Dr. Wilcox’s PowerPoint presentation

Introduction the the Chest X-ray by Claire B. Wilcox, MD
Types of Chest Films:

PA – Upright Lateral – Upright Portable – AP Supine
AP – Upright or Supine Lateral Decubitus Portable – AP “erect”
Portable – Lateral Decubitus

Develop a system to look at all important areas in order to avoid “tunnel vision”

N – Name, date, study

O – Orientation

  • PA / AP
  • Upright / supine / decubitus
  • ? rotation

A – Appliances: lines and tubes

B – Bones: fractures?, destruction?

C – Cardiovascular: heart, great vessels, pulmonary vasculature
Center of Chest = mediastinum: contours?, shift?

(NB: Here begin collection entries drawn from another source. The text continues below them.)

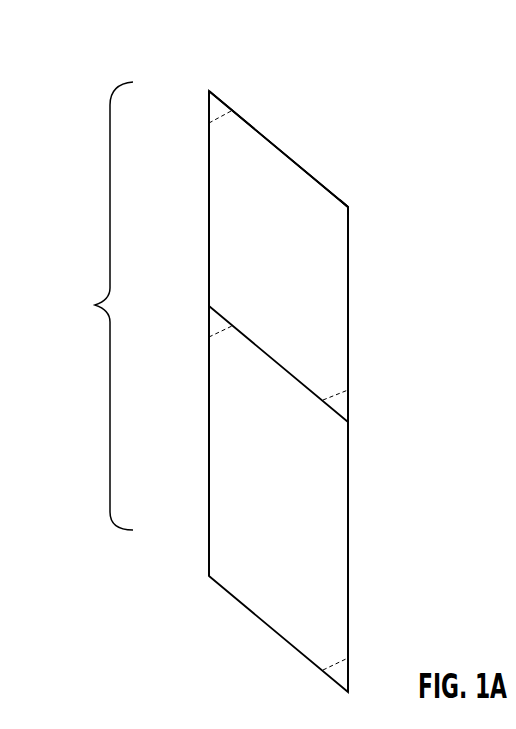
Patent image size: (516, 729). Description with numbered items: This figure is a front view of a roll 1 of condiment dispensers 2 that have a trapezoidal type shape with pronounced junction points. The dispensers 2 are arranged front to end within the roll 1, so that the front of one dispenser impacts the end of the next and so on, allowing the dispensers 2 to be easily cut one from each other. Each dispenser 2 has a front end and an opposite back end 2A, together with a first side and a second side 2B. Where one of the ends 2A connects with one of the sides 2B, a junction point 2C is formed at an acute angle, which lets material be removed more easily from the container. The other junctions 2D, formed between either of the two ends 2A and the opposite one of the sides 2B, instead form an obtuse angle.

The roll 1 is at (103, 306).
The dispenser 2 is at (378, 327).
The end 2A is at (302, 153).
The side 2B is at (207, 212).
The junction point 2C is at (233, 110).
The junction 2D is at (357, 202).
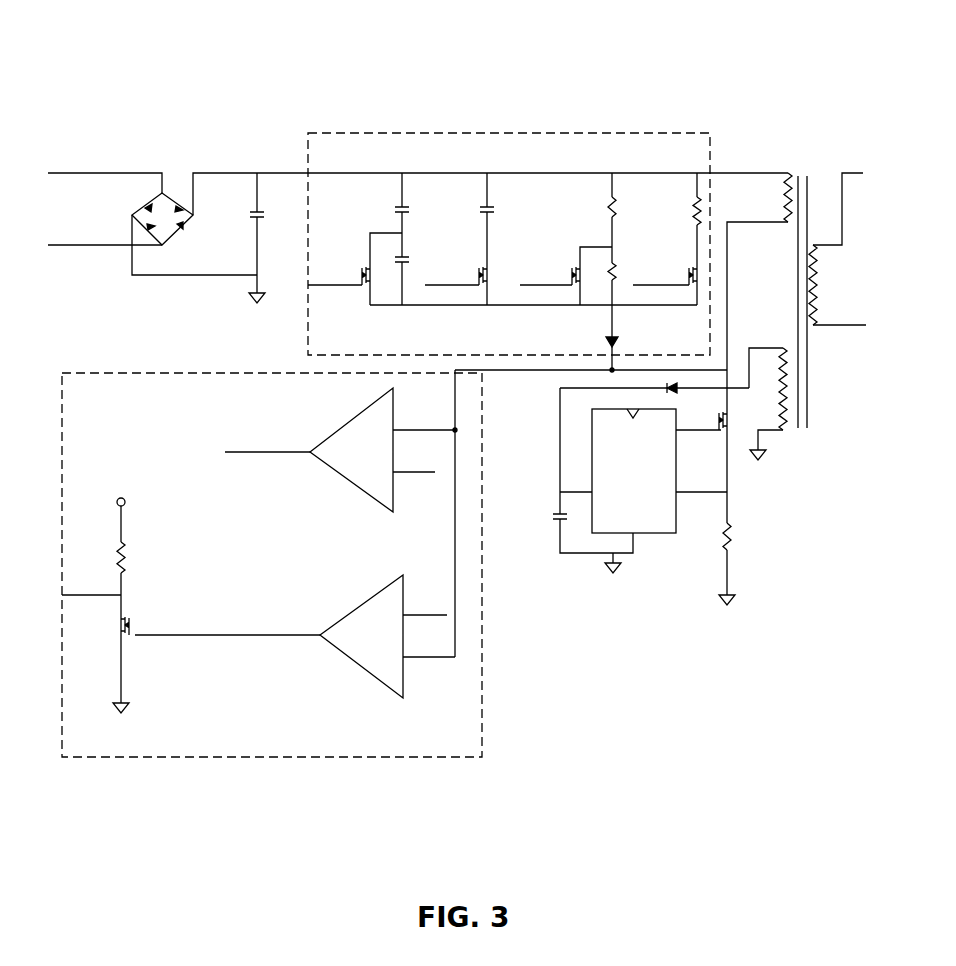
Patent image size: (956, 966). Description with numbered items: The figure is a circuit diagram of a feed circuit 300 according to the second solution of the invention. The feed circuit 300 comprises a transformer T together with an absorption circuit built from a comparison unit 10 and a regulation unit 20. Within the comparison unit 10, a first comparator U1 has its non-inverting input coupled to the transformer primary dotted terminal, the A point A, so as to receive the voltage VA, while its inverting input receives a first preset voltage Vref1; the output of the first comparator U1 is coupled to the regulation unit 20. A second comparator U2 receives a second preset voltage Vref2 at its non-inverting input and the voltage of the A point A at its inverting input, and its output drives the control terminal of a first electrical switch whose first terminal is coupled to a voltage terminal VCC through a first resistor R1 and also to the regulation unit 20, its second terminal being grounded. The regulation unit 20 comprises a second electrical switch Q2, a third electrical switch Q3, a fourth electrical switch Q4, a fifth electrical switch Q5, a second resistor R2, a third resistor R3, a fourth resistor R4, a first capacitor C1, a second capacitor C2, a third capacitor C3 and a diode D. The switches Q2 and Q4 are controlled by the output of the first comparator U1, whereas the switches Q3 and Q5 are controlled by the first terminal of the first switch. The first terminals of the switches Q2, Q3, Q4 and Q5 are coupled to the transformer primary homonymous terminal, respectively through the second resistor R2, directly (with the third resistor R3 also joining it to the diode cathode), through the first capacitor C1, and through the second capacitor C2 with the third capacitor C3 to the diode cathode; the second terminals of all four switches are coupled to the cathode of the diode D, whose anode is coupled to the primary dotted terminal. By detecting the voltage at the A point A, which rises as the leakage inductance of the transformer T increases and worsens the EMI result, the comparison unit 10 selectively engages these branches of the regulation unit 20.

D – Diaphragms – degree of inspiration

  • free intraperitoneal air?

E – Extrathoracic tissues: abdomen and chest wall

  • free intraperitoneal air?
  • bowel gas, calcifications?
  • subcutaneous emphysema?

F – Fluid: pleural effusion (meniscus)

  • check patient position!
  • air-fluid levels?

G – Gas

  • airway
  • lungs: lobar anatomy, asymmetry
  • pneumothorax?
  • odd air?

H – History

  • clinical (H&P)
  • radiographic (prior films)
  • clinical questions to be answered
Some Basics Regarding Chest X-rays by Charles Seelig, MD
Evaluate both PA and lateral x-rays side by side, looking at comparable areas, always using old films for comparison if available. Critically evaluate all abnormalities found in relationship to available clinical data.
  1. Check patient’s name, date and Right/Left marker on the x-ray
  2. A “good” inspiratory result usually exposes the sixth rib anteriorly, and the tenth posteriorly, at the mid right hemidiaphragm.
  3. The spinous process of a vertebra should be equidistant from the heads of the clavicles on the PA film. This confirms the patient is not rotated on the image.
  4. Evaluate the soft tissue and bony shadows outside and inside the rib cage for asymmetry, masses, air, and foreign bodies.
  5. Note the shape and height of the diaphragms; the right is normally higher by one interspace.
  6. Examine the mediastinum, its position and contents; note the air column, the carina, any lymph nodes, the heart shadow and great vessels.
    1. On the PA film, the right atrium forms the right heart border and, from top to bottom, the left heart border is made up of the aortic knob, main pulmonary artery, left atrial appendage, and left ventricle.
    2. On the lateral film, below the aortic arch, the left pulmonary artery lies posterior to the right and the left upper lobe bronchus lies inferior to the right. The right ventricle forms the anterior heart border and, from top to bottom, the left atrium and left ventricle form the posterior heart border.
  7. Observe the hilar shadows for symmetry left to right (the left is up to one interspace higher) and up and down. Look for asymmetric size and density.
  8. Examine the pleral surfaces, including the lateral and posterior costophrenic angles and the lung apices.
  9. Examine the lung parenchyma, looking for symmetry, increased or decreased density, calcification and cavitation.
    1. Air space disease replaces normal alveolar air with fluid density, is more homogeneous, and has air bronchograms.
    2. Interstitial disease can be reticular (branching lines), nodular, or both together
    3. On the lateral film, density should normally decrease as one proceeds down the spine. That is, the spine should get darker as one proceeds down the spine to the diaphragm.